Le Brésil occupe la neuvième position parmi 11 pays d'Amérique latine en termes de droits politiques des femmes et de parité entre les hommes et les femmes, selon le Programme des Nations Unies pour le développement (PNUD).

Dans l'étude présentée aujourd'hui, la représentante d'ONU Femmes au Brésil, Anastasia Divinskaya, a indiqué que les femmes restent dans des conditions d'inégalité à diverses dimensions dans le géant sud-américain et que, par conséquent, le pays doit encore faire face à de nombreux défis pour parvenir à l'égalité. questions de genre également en politique.

«Le Brésil a encore un long chemin à parcourir dans le sens de la parité des sexes et, pour cela, il est essentiel que des changements institutionnels se produisent», a déclaré Divinskaya dans un communiqué.

Dans l'étude, développée au cours de l'année écoulée, et dans laquelle 40 indicateurs ont été analysés, avec un score maximum de 100 points, le Brésil a atteint un score de 39,5 points, se classant neuvième, juste devant le Chili (38,2 points) et Panama (37 points).

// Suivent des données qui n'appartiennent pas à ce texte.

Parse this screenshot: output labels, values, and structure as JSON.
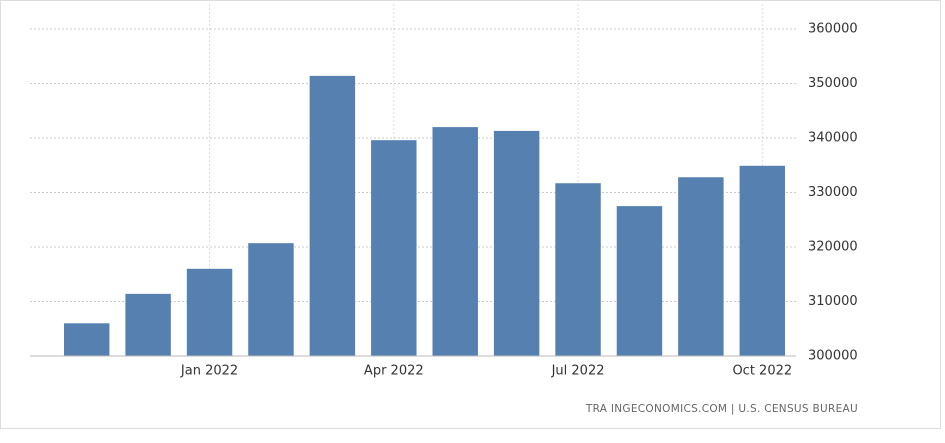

Le meilleur score a été le Mexique (66,2 points), suivi de la Bolivie (64), du Pérou (60,1), de la Colombie (54), de l'Argentine (44,7), du Honduras (42,7), du Guatemala (42 , 6) et Uruguay (41,7).

Parmi les sujets analysés figurent le droit de vote, la participation des femmes dans les partis politiques, les sphères de pouvoir et de fonction publique, et l'existence de structures visant l'égalité des sexes dans le domaine politique.

L'indicateur dans lequel le Brésil a enregistré le score le plus bas, de 13,3 points seulement, a été enregistré dans la dimension «quotas / parité».

«La dimension avec le score le plus bas était celle des quotas. Avec seulement 13,3 points en moyenne, il révèle la faiblesse de la conception juridique de cette mesure, tant dans la gestion législative que municipale, puisqu'il n'y a pas d'action positive qui s'applique à l'exécutif ou à l'administration publique (zéro point). Malgré les quotas de 30% de candidatures pour chaque sexe, l'absence de sanction en cas de non-respect (zéro point), ainsi que son application uniquement aux conseils municipaux, rendent la mesure inefficace », indique l'étude.

La catégorie dans laquelle le Brésil avait le plus de points (80,3) était celle de "l'exercice du droit de vote", le rapport soulignant que dans le pays il n'y a pas de "contraintes spécifiques pour les femmes dans l'acte de voter".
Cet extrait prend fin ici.